It’s been a hot minute since my Spyro 1 review. I think it’s about time to revisit the little purple dragon! Cause I sure as hell don’t wanna play Crash 4!
Don’t even ask, I’m never playing another Crash Bandicoot game again.
Spyro 2: Ripto’s Rage does a lot to build on the foundation laid out in the first game. The story is still childishly simple, but that’s a) the point and b) what makes it work, and it adds extra gameplay elements to make the platforming feel truly unique, engaging, and fun! The only thing they didn’t improve on much was the visuals. And yes, I am talking about both the PS1 version and the modern remakes. The ladder of which is what I’ll be reviewing today.
As tempting as it is to bust out my ol’ PS1 and play it. I still love those games, graphical issues and all.
Story: A Heroic Vacation
This isn’t a complex story. There are no character arcs, no complex themes, and the setting doesn’t have excessive detail poured into it.

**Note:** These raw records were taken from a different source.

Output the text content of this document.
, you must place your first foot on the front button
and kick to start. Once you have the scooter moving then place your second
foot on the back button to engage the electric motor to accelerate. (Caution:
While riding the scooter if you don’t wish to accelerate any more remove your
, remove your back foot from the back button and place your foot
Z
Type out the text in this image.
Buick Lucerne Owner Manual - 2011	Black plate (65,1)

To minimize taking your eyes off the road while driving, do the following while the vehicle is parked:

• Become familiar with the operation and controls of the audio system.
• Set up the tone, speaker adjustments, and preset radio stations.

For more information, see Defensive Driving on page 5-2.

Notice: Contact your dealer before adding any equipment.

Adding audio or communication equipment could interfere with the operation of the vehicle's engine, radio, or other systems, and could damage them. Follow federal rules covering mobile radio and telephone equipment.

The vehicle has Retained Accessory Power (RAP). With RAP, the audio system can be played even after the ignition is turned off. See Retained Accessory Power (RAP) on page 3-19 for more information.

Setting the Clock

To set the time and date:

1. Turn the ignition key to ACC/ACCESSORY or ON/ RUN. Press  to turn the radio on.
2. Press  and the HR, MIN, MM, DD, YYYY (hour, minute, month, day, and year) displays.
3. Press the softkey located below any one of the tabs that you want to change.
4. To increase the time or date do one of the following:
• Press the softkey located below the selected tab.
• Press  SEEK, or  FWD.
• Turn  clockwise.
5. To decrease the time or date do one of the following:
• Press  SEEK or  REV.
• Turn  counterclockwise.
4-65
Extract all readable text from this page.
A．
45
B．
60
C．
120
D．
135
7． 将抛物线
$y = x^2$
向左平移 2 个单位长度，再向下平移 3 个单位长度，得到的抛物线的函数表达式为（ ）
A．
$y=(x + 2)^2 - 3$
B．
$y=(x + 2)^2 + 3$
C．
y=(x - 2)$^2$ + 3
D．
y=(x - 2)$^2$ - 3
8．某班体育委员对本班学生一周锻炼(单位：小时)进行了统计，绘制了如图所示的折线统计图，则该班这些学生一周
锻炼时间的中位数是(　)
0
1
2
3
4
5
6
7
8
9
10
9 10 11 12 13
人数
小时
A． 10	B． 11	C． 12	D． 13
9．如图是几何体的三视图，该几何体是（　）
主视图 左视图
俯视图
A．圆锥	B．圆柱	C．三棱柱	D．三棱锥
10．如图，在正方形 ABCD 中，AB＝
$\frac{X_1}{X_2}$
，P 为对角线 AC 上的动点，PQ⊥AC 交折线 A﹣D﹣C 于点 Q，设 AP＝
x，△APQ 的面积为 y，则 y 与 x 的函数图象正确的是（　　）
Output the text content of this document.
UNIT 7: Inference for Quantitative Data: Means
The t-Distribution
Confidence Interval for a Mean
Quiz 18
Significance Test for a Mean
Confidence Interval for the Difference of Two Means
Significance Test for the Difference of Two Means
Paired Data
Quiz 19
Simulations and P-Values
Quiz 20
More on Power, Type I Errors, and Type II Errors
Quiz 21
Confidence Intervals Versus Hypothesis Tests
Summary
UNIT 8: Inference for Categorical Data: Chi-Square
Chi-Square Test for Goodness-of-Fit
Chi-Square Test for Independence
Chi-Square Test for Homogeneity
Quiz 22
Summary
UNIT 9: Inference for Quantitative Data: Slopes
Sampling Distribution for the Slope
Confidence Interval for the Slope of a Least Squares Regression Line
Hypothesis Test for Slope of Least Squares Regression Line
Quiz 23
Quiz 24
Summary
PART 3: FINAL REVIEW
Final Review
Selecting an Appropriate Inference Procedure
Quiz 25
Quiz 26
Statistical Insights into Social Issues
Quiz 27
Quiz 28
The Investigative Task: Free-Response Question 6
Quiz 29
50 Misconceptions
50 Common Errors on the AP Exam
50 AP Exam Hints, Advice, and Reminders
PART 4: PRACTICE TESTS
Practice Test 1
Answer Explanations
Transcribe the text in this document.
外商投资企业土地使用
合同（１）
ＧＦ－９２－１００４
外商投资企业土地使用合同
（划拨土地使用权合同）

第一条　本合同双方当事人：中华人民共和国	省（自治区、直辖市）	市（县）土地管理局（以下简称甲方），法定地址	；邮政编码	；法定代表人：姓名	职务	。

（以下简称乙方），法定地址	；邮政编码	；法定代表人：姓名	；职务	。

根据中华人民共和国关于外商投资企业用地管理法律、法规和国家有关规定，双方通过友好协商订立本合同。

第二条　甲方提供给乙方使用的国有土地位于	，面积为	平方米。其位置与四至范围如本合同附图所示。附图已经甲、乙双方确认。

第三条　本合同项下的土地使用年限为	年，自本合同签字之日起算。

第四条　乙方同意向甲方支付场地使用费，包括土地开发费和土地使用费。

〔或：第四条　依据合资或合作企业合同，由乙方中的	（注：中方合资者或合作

It’s a cartoonish story about a good dragon beating up a bad guy.
I can really appreciate that.
Intending to go on a vacation, Spyro heads through a portal to the beach. Unfortunately, his path is altered, taking him to the realm of Avalar. Here, he’s recruited by Elora the Faun, Hunter the Cheetah, and the Professor, in order to defeat Ripto, an evil warlock ruling the land with an iron fist. Now, Spyro must gather various gems and items from the portals spread across Avalar and save the day!
That’s it. That’s the story. A simple ‘beat the bad guy’ plotline. Perfect for a feel-good platforming game! Sure, it isn’t especially memorable. But it doesn’t need to be! It just gives you a little motivator to move through the game.
If the game itself couldn’t do that.
Presentation: A True Playable Cartoon
My god, dude, this game looks so good! Toys for Bob absolutely nailed the aesthetic of this game! It’s so bright, colorful, and smooth! Just looking at it puts a big, doofy smile on my face! It just makes me feel good, man!
It certainly helps that each level has a unique visual aesthetic. From frozen villages to fantastical forests or ancient pyramids, you’ll be taken to all sorts of fun stages throughout your adventure! It gives the game a great sense of visual variety that makes playing it super fun!
Music wise, this game is pretty good. Nothing really stands out as super memorable, but nothing makes me want to scream. Plus, you have the option to switch between the new and the old music, which is a really nice touch!
You wanna play a cartoon? One that just makes you feel good rather than brutalizing you (cough cough Cuphead)? This is the game for you!
Gameplay: Building on the Foundation
Spyro 1 was a good platformer, but not an especially amazing one. It felt very limited and bare bones, like the designers didn’t know what else to do or didn’t have the time to fulfill their full vision. After you’ve played for ten minutes, you’ll likely have already mastered it, or at least come close.
Spyro 2, on the other hand? This has got some depth to it!
The core gameplay is still very simple. Spyro is put into a level in which he needs to burn/bash enemies, get gems and other collectibles, and beat the bosses whenever they show up. Rinse and repeat until you’ve got enough collectibles to reach the final level, beat the final boss, and finish the game. Simple stuff.
The biggest improvement is in Spyro’s abilities. In the first game, all you could really do is run, breath fire, jump, and glide. Now, though? You can climb, ground pound, do an extra hop while gliding to increase your mobility, so on and so forth! Sure, it isn’t as deep as, say, Mario Odyssey. But it adds so much more variety to the gameplay than what we saw in the first game!
The boss fights are a huge improvement, too! In the first game, you couldn’t even consider them bosses! In Spyro 2, they’re a huge improvement! They’re decently challenging, testing the player’s skills in a fun way! Sure, there are only three of them. Sure, they’re only really hard if you’re either drunk or high or a child (guess which one I was in my latest playthrough). But they’re fun!
My only real problem with the gameplay is the final collectible grind at the end. See, if you don’t get a certain number of the green orbs, you can’t access the final boss. If you skipped the optional objectives in the levels leading up to it, you’ll be forced to do a ton of grinding right at the last minute. This can be kind of a drag. Nothing takes the wind out of my sails quite like the game stopping me from progressing and forcing me to grind.
Says the guy who plays RPGs.
I don’t have the same nostalgia for Ripto’s Rage that I have for Spyro 1. As a kid, I only ever got the chance to play the first game. It wasn’t until years later that I got to play Ripto’s Rage and Year of the Dragon.
Even with my rose-tinted glasses, I can safely say that Spyro 2 is a much better game than the first. It’s an improvement in almost every way! It’s super fun from start to end, easily one of the most satisfying platformers I’ve ever played! Even if you haven’t played the first game, I’d highly recommend playing this one! It’s an absolute joy!
Just… don’t play Year of the Dragon immediately afterwards. That’ll give you some serious burnout.
But we’ll get to that some other time.